The humdrum and angst of mediocrity


This weekend I read a few more pages of The Lowlands by Jhumpa Lahiri and I watched the movie Brick Lane, based on the novel by Monica Ali. I was hit by a gloom, a darkness that rendered me paralysed from the eyes up. What was I doing, trying to write a novel? How could I bring anything new to a genre that had already been explored so beautifully by such talented authors? What was I trying to achieve?

I thought my life in Calcutta, my move, my experiences, the stories that I had heard qualified me to write. But how wrong I was. I kept telling myself, throughout the whole process, that the outcome was not important. At this stage, it was more important that I finish what I had started. If I could do that, that was more of an achievement than anything else that would or would not follow. This weekend, however, I realised I was ‘kidding myself’. What I actually wanted was to write something amazing, something thought provoking and deep. I wanted to create characters with depth and with complex emotions  playing  on their very faces.

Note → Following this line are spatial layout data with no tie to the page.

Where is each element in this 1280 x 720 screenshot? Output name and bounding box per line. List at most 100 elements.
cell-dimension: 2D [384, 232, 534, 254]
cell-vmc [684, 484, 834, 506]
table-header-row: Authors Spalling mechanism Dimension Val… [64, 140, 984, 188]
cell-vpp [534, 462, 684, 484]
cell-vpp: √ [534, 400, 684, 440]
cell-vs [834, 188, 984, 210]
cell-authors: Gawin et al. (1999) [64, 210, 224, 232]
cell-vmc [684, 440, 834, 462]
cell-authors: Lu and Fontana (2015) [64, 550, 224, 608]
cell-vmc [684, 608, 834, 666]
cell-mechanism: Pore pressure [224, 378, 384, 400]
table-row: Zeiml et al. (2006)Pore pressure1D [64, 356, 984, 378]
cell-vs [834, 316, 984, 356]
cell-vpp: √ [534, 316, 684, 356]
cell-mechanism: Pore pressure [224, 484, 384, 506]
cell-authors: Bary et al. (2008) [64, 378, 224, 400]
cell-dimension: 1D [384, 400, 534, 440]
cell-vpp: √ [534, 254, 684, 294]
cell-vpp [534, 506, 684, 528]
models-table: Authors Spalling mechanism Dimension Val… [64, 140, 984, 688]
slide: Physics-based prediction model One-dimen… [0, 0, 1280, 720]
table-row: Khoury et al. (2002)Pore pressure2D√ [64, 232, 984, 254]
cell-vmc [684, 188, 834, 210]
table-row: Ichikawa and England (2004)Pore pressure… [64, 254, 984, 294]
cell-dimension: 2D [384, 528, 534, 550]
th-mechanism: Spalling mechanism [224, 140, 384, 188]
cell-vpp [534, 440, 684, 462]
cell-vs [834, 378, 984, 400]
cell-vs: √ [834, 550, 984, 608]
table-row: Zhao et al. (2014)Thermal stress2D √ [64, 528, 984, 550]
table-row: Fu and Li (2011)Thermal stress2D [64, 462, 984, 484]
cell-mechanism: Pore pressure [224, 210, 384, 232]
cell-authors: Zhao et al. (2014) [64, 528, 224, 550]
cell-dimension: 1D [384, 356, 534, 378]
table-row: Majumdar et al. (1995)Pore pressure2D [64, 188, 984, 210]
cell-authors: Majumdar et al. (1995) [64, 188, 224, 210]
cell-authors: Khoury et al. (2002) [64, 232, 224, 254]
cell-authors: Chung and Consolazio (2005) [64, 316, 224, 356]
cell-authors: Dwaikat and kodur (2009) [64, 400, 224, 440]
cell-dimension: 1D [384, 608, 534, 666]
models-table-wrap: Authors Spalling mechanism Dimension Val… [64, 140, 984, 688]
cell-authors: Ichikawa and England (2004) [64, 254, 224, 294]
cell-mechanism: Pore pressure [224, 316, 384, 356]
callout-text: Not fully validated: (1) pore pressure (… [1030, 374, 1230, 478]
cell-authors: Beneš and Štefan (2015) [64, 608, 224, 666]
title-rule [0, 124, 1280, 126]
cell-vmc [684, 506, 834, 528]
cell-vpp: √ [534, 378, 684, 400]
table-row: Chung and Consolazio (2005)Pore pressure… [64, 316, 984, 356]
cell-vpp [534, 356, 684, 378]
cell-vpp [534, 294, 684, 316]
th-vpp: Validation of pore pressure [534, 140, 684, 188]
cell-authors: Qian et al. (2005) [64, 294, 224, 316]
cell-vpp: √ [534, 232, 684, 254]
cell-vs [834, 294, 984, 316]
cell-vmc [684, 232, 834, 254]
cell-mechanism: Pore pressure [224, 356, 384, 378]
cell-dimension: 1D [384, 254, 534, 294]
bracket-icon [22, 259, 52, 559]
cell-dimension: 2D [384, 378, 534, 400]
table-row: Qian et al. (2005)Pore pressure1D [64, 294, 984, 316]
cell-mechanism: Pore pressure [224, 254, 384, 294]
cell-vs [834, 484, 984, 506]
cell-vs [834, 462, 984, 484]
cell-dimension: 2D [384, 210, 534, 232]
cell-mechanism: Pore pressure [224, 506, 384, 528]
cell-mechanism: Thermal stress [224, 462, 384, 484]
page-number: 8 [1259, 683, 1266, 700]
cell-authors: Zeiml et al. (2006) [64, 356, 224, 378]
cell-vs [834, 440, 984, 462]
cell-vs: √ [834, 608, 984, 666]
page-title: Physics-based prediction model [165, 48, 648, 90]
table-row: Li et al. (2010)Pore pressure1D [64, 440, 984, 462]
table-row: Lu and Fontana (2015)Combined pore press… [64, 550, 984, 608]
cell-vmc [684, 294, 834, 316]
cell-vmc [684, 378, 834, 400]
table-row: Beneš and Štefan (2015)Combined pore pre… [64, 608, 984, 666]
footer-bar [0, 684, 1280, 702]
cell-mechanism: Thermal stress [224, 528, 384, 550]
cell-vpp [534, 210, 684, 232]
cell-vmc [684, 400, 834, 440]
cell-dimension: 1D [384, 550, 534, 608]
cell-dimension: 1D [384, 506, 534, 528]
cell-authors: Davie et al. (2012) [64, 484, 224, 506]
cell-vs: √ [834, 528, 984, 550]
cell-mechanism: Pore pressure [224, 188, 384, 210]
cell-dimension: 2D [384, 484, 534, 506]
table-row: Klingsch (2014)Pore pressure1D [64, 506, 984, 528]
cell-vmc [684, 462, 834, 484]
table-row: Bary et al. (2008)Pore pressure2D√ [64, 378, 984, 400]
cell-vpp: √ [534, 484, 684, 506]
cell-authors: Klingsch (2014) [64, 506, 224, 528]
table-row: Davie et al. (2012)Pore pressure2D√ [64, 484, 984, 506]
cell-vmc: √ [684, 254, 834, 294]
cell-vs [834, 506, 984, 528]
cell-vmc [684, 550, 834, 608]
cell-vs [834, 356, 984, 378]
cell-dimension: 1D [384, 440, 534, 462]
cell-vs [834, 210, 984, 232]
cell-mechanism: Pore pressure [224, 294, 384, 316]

I wanted the reader to be able to uncover the layers of meaning and be left breathless and crying out for more.

But…

I CAN’T DO IT!

I AM RUBBISH!

I HAVE NOTHING NEW TO OFFER!

These are the affirmations I was left with, this weekend.

Calcutta has a lot of things, but it doesn’t have a magical wand to turn me into an award winning novelist. It has allowed me to dream and dream big. It has introduced me to amazing people who are encouraging me to keep going, who tell me I CAN DO IT! Then why can’t I?

I guess I just don’t have the talent. There are a lot of people out there who’ll read this and be nodding, saying, “who was she trying to fool?” and I’ll tell them, for a brief moment in time, “myself.”

But, do you know what? Let me reassess my goal. I’m not writing an award winning novel. I won’t get any prizes and the book may not even get to print, but by 30th November 2013, IT WILL BE FINISHED! and if I can do that, I will have done something amazing! Besides, I’ve been promised a holiday if I reach that goal, at least! :))

Wish me luck, comrades and well wishers, as I send up a prayer to Mother Saraswati to offer thanks and to lay down my pride at her feet.